A série de dados da pesquisa mostra que o total de ocupados com carteira havia desabado de 36,629 milhões no último trimestre de 2019 para 31,597 milhões entre junho e agosto de 2020, nível mais baixo desde o começo da pandemia, até aqui pelo menos. Foram fechadas, portanto, 5,032 milhões de vagas formais naquele intervalo, demonstrando redução de 13,7%.

A normalização de uma série de atividades que haviam sofrido restrições na primeira onda da pandemia permitiu que o total de empregos com carteira apresentasse ligeira reação nos meses seguintes, atingindo 32,386 milhões de trabalhadores com carteira assinada no trimestre setembro-novembro (mais 2,5%). Mas a “reação” significou a reabertura de 789,0 mil vagas de um total superior a 5,0 milhões de empregos perdidos até agosto. Até janeiro deste ano (sempre considerando os dados trimestrais aferidos pela pesquisa do IBGE), não houve mais contratações. Ao contrário, o setor formal do mercado de trabalho fechou mais 136,0 mil vagas – o que, estatisticamente, é considerado como “estabilidade”.

Desde o quarto trimestre de 2015, quando os dados sobre informalidade passaram a ser publicados integralmente, o número total de pessoas ocupadas baixou 6,3%, saindo de 91,8 milhões para 86,025 milhões no trimestre encerrado em janeiro deste ano – quer dizer, 5,775 milhões de trabalhadores foram demitidos no período. Mas o total de trabalhadores com carteira encolheu ainda mais fortemente, caindo de 38,586 milhões para aqueles 32,252 milhões, numa redução de 16,4%, com fechamento de 6,334 milhões de vagas.

O número de ocupados na economia vem sofrendo baixas desde o trimestre fevereiro-abril do ano passado, na comparação com idênticos períodos do ano anterior. Considerando um total de 94,552 milhões de ocupações geradas no trimestre final de 2019, até janeiro deste ano foram liquidados 8,527 milhões de empregos, num retrocesso de 9,0%.
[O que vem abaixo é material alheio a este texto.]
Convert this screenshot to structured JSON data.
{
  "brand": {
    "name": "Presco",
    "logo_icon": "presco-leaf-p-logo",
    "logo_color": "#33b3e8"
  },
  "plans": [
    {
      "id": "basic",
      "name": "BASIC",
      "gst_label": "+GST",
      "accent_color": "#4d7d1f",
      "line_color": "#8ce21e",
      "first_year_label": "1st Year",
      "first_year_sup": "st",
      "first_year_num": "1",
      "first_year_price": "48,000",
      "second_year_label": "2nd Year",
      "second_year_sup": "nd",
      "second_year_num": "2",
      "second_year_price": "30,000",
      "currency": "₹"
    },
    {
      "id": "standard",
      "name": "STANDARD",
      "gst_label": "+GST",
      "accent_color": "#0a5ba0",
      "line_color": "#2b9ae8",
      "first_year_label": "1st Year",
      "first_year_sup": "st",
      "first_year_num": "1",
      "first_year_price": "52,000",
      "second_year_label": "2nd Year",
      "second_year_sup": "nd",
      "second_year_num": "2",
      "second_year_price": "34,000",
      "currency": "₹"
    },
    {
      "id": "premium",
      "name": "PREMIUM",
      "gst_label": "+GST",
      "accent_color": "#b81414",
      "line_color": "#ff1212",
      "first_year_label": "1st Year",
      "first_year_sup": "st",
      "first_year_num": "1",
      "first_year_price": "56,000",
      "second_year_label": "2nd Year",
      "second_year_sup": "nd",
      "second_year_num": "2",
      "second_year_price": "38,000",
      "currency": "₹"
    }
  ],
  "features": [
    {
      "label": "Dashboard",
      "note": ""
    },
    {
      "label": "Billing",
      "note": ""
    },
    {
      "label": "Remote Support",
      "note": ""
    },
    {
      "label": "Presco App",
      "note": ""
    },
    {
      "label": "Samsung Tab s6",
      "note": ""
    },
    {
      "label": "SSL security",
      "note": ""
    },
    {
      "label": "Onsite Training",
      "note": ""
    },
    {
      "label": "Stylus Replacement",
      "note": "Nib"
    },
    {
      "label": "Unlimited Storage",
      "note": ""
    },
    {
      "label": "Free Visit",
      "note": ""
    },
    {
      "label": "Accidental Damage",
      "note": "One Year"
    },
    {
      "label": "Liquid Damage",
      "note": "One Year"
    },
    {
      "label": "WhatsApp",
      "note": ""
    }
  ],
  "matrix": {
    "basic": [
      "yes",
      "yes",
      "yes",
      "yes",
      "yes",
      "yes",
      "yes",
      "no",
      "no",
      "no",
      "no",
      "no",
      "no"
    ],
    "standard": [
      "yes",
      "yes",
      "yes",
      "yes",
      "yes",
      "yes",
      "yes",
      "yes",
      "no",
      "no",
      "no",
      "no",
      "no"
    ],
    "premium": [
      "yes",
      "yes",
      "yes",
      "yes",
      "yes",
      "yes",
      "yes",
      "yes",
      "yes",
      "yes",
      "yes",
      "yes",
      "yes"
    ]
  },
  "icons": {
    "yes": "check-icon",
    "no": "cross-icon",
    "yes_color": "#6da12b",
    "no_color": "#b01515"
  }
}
Na passagem do trimestre agosto-outubro de 2020 para os três meses encerrados em janeiro deste ano, o total de ocupados avançou em torno de 2,0%, com abertura de 1,725 milhão de vagas (um quinto do total perdido desde dezembro de 2019). Ainda assim, 81,4% de todas as novas ocupações criadas no período foram destinadas a informais (categoria que inclui trabalhadores sem carteira, trabalhadores por conta própria e empregados sem CNPJ e trabalhadores que prestam serviços à própria família, sem remuneração). Esse contingente avançou de 32,714 milhões para 34,118 milhões, ou seja, em torno de 1,404 milhão a mais.

Embora o total de desempregados tenha sido recorde em janeiro deste ano, a taxa de desemprego praticamente não se moveu entre o trimestre agosto-outubro de 2020 e os três meses imediatamente seguintes, saindo de 14,3% para 14,2%. Incluindo as pessoas em desalento e aquelas fora do mercado, mas que gostariam de trabalhar, caso tivessem oportunidade, a taxa de desemprego se aproximaria de 26,8%.